I’m not sure I would have given Tano such a dreadful backstory if I’d been looking through his eyes from the beginning. It’s definitely dreadful, though not described in graphic detail. It is easier for me as a reader, and, it turns out, as a writer, to put terrible things in the backstory rather than showing them in story-present. Tano is going to overcome all the terribleness, of course. He gets a very solid boost in his eponymous novel. I think after this, he may be flinching reflexively from certain things, but he’ll also be feeling a lot more secure. Not just on the surface, either. Way down deep, where it really counts. That will be something that has a powerful impact on how I write the next book from his point of view.
That won’t be this year. I have too many other things lined up for this year. But I expect I’ll enjoy coming back to his first pov story and re-reading it, getting back in his head, and sending him into much more serious trouble — this time, from a much less insecure foundation.

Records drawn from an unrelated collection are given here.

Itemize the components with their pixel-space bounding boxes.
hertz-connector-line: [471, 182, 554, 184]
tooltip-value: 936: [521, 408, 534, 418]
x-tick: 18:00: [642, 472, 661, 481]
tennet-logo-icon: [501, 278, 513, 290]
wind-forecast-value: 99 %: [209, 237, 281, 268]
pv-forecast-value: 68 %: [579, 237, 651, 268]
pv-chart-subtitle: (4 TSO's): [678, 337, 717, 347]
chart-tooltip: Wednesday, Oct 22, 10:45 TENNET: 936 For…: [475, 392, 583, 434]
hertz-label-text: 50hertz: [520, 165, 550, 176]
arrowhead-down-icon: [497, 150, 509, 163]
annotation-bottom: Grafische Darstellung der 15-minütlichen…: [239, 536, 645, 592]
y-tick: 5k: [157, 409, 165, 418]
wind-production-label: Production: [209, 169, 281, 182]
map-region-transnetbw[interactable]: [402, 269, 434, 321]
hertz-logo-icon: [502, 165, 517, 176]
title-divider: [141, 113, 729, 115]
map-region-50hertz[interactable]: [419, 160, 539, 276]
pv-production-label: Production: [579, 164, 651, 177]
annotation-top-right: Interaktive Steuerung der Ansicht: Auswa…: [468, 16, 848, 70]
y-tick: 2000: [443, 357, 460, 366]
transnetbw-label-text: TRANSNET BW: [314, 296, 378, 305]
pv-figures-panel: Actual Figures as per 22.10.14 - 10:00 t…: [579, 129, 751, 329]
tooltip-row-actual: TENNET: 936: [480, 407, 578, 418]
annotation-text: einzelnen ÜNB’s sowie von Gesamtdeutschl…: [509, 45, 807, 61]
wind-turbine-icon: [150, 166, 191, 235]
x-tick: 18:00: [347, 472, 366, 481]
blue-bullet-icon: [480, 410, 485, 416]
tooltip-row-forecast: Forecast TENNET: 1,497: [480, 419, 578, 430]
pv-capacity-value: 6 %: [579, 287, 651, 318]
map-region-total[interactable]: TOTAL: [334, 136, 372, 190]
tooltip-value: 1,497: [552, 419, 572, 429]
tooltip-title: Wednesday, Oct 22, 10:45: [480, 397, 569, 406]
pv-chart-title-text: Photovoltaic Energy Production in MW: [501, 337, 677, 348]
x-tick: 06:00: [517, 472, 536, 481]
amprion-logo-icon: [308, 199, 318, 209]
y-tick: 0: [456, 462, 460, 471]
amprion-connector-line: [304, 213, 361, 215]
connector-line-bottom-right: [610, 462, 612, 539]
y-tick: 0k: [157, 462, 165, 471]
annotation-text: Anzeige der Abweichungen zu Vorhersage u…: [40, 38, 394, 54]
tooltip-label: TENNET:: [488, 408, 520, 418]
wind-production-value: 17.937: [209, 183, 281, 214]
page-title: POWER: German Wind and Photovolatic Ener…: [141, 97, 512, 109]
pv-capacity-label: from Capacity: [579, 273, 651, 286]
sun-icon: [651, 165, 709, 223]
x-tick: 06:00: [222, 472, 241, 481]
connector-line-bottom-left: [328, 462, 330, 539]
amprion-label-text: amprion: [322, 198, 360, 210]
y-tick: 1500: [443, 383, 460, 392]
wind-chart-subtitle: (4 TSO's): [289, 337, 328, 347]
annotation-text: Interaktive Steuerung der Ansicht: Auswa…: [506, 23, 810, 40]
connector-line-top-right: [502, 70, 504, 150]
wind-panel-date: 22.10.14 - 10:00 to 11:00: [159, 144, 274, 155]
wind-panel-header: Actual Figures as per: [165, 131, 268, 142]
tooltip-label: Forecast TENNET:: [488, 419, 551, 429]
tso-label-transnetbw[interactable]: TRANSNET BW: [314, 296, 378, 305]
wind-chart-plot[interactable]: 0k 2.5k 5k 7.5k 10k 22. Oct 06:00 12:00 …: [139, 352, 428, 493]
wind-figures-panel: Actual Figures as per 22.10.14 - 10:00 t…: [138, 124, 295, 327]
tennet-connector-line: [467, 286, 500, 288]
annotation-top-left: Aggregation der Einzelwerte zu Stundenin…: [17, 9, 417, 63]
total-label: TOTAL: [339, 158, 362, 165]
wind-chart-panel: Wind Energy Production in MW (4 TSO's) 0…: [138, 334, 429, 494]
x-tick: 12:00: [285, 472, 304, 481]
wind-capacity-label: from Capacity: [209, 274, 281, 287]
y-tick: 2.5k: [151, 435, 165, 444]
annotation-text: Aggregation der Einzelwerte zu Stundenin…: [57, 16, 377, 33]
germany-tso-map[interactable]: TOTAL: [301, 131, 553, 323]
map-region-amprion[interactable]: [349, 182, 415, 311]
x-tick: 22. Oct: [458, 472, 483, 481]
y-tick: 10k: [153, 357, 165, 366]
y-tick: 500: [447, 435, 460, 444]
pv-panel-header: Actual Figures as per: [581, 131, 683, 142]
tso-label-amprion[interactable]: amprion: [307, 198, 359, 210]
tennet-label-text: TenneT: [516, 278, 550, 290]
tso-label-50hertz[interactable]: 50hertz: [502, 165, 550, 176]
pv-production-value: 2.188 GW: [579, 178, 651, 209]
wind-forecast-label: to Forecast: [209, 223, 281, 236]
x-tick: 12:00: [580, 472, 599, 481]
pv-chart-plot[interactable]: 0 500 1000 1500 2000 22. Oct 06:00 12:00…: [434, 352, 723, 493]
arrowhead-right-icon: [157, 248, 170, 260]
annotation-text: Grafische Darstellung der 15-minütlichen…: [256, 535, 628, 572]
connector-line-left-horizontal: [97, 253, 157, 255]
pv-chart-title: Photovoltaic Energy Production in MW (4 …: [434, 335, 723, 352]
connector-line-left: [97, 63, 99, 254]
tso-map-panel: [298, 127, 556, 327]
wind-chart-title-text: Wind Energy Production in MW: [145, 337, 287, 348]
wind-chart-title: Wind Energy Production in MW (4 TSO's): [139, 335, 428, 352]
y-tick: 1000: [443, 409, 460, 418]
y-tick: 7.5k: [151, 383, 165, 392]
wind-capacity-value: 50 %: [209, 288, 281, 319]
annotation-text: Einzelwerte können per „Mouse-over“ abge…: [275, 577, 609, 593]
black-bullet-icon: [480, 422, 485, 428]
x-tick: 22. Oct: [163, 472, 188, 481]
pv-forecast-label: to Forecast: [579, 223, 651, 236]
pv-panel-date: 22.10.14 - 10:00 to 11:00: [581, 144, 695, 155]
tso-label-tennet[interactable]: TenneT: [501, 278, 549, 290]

Best memorial I have ever read, in the form of a blog post–it veers off into local myth so I can’t even tell which parts are fable.
A visit to Wayland’s Smithy:
https://balloon-juice.com/2023/01/26/respite-open-thread-legendary-bucket-list-outing/
I do like these sorts of related books, where you get to look at a character from the inside and from the outside, it gives such a more rounded view.
I’m really looking forward to reading Tano.
Pete, that looks like a great memorial, fitting for the person it memorialises.